WaveOne founder Lubomir Bourdev declined to comment on the state of the technology, and Apple did not respond to requests for comment.
AI and legacy codecs work together for now, as legacy encoders can be debugged.
Nevertheless, the industry seems to be moving towards combining AI with traditional codecs rather than relying on full neural network compression.
For example, Vnova, according to its site, uses standardized pre-encoding downscaling and post-decoding upscaling to make its encoder more efficient and faster than its predecessor. However, the user needs software components on both the encoder and decoder sides.
London-based iSIZE enhances traditional video encoders with AI-based preprocessing to improve the quality and bitrate efficiency of traditional encoders. iSIZE users do not require any component on the receiver side. This technology simply produces a bespoke representation with pre-processing that makes the encoder more efficient. You can add post-processing components, but this is optional.
“By adding an AI component in front of the encoder, regardless of which encoder we are using, we are reducing the bitrate required to compress some element of each video frame,” said Sergio, iSIZE CEO. Grce said on a Zoom call. “Our AI component learns to attenuate details that a human viewer would not notice when watching a video played at his normal replay rate.”
The result is a faster encoding process and lower latency, says Grce.

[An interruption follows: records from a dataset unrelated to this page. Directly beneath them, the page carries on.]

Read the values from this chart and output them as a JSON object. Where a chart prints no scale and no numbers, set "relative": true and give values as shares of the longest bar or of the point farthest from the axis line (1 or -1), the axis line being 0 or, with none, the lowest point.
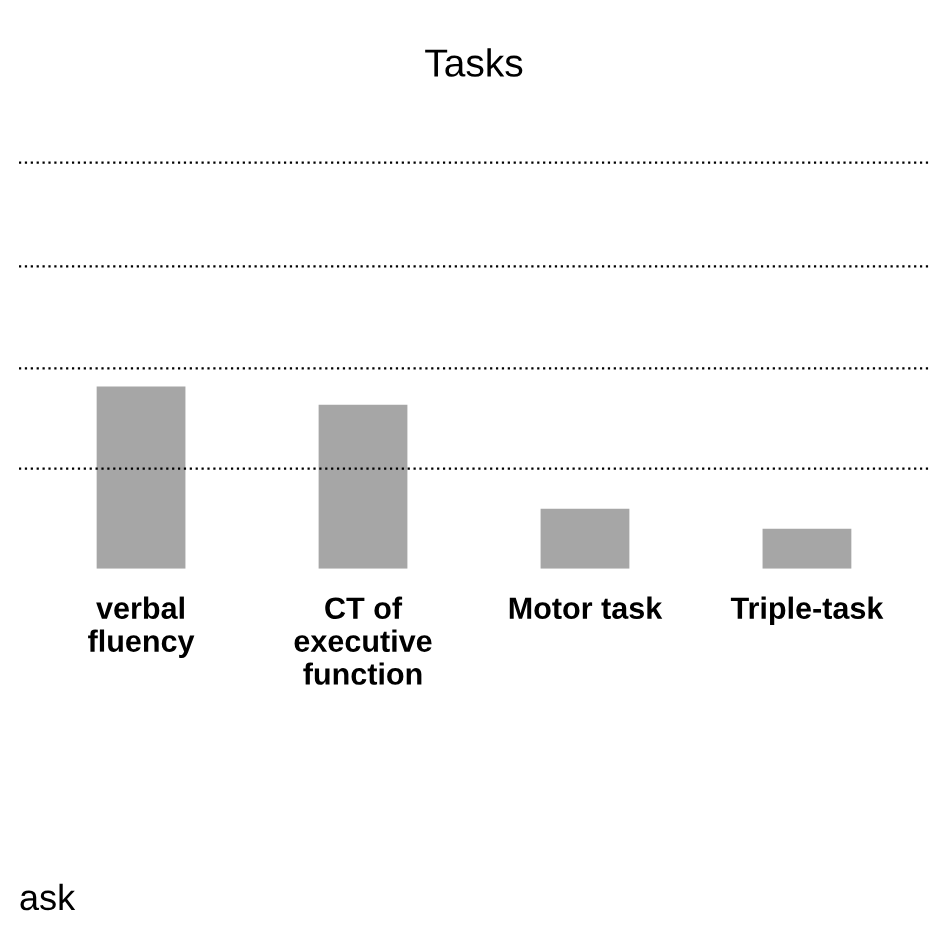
{
  "chart_data": {
    "type": "bar",
    "title": "Tasks",
    "relative": true,
    "categories": [
      "verbal\nfluency",
      "CT of\nexecutive\nfunction",
      "Motor task",
      "Triple-task"
    ],
    "values": [
      1,
      0.9,
      0.33,
      0.22
    ],
    "color": "#a6a6a6",
    "ref_lines": [
      {
        "axis": "y",
        "value": 0.55,
        "line_style": "dotted",
        "color": "#000000"
      },
      {
        "axis": "y",
        "value": 1.1,
        "line_style": "dotted",
        "color": "#000000"
      },
      {
        "axis": "y",
        "value": 1.66,
        "line_style": "dotted",
        "color": "#000000"
      },
      {
        "axis": "y",
        "value": 2.23,
        "line_style": "dotted",
        "color": "#000000"
      }
    ],
    "annotations": [
      "ask"
    ]
  }
}
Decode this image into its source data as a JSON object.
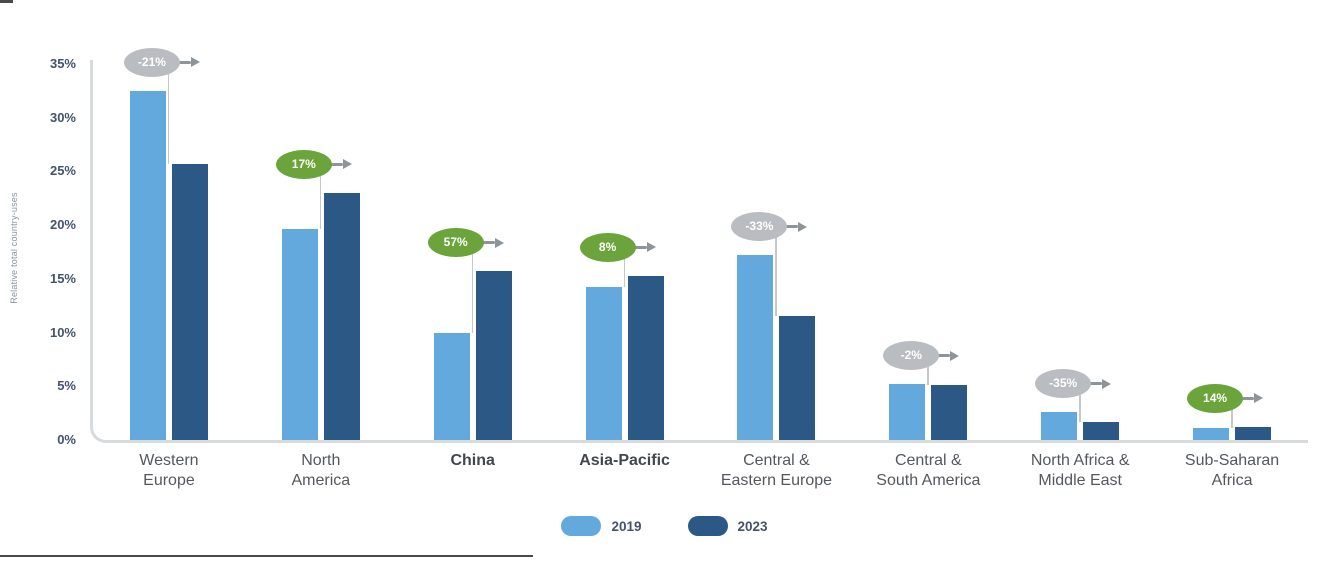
{
  "page": {
    "background": "#FFFFFF"
  },
  "chart_data": {
    "type": "grouped_bar",
    "title": "",
    "ylabel": "Relative total country-uses",
    "ylim": [
      0,
      35
    ],
    "yticks": [
      "0%",
      "5%",
      "10%",
      "15%",
      "20%",
      "25%",
      "30%",
      "35%"
    ],
    "ytick_values": [
      0,
      5,
      10,
      15,
      20,
      25,
      30,
      35
    ],
    "grid": false,
    "categories": [
      {
        "label": "Western\nEurope",
        "bold": false
      },
      {
        "label": "North\nAmerica",
        "bold": false
      },
      {
        "label": "China",
        "bold": true
      },
      {
        "label": "Asia-Pacific",
        "bold": true
      },
      {
        "label": "Central &\nEastern Europe",
        "bold": false
      },
      {
        "label": "Central &\nSouth America",
        "bold": false
      },
      {
        "label": "North Africa &\nMiddle East",
        "bold": false
      },
      {
        "label": "Sub-Saharan\nAfrica",
        "bold": false
      }
    ],
    "series": [
      {
        "name": "2019",
        "color": "#63A9DD",
        "values": [
          32.5,
          19.6,
          10.0,
          14.2,
          17.2,
          5.2,
          2.6,
          1.1
        ]
      },
      {
        "name": "2023",
        "color": "#2B5884",
        "values": [
          25.7,
          23.0,
          15.7,
          15.3,
          11.5,
          5.1,
          1.7,
          1.25
        ]
      }
    ],
    "changes": [
      {
        "label": "-21%",
        "direction": "decrease"
      },
      {
        "label": "17%",
        "direction": "increase"
      },
      {
        "label": "57%",
        "direction": "increase"
      },
      {
        "label": "8%",
        "direction": "increase"
      },
      {
        "label": "-33%",
        "direction": "decrease"
      },
      {
        "label": "-2%",
        "direction": "decrease"
      },
      {
        "label": "-35%",
        "direction": "decrease"
      },
      {
        "label": "14%",
        "direction": "increase"
      }
    ],
    "change_colors": {
      "increase": "#6BA43A",
      "decrease": "#B9BDC1"
    },
    "arrow_color": "#8E9498",
    "legend": [
      "2019",
      "2023"
    ],
    "legend_position": "bottom-center"
  }
}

This is certainly a key advantage for her VR, where latency can make users nauseous. The files output by the encoder are significantly smaller, without any changes on the end user’s device, Grce said.
In theory everything in the video should be saved. An ideal codec would encode rather than modify all content received. As such, traditional encoders have focused on what is called a distortion metric. Such measurements include signal-to-noise ratio (SNR), structural similarity index (SSIM), and peak signal-to-noise ratio (PSNR). All of these provide a quantitative measure of how well the compressed video matches the original video in terms of visual quality.
However, in recent years, more and more attention has been focused on perceptual quality metrics, which consider how compressed video is perceived by human viewers. These metrics are intended to measure the visual quality of compressed video based on how humans perceive it, rather than just mathematical measurements. After all, some distortions are mathematically insignificant, but may still be perceptually noticeable. (For example, blurring a small part of a person’s face may not make much sense when considering the entire image or video file, but even small changes in such distinctive features can still be noticed. You can.) As a result, new video compression techniques are being developed. Consider both distortion and perceptual quality metrics.
These days, things have moved further into more perceptually oriented encodings, altering subtle details of content based on how humans perceive it rather than just mathematical measurements. This is easy to do because the encoder in , which works at the macroblock or slice level and only displays a small portion of the frame, whereas the neural encoder displays the entire frame.
For the time being, Andreopoulos said, “AI and traditional technology work together,” because traditional encoders are interpretable and debuggable. A neural network is a little-known “black box”. Whether neural encoding will outperform conventional techniques in the very long term is still an open question, he added.
WaveOne’s technology can be used by Apple to improve video streaming efficiency, reduce bandwidth costs and enable higher resolutions and frame rates on the Apple TV+ platform. The technology is hardware agnostic and can run on AI accelerators built into many phones and laptops. On the other hand, a large amount of data transfer and storage will be required if the Metaverse becomes a reality.
There are several companies working on optimizing standard video codecs using AI, including Bitmovin, Beamr, and NGCodec, now part of AMD.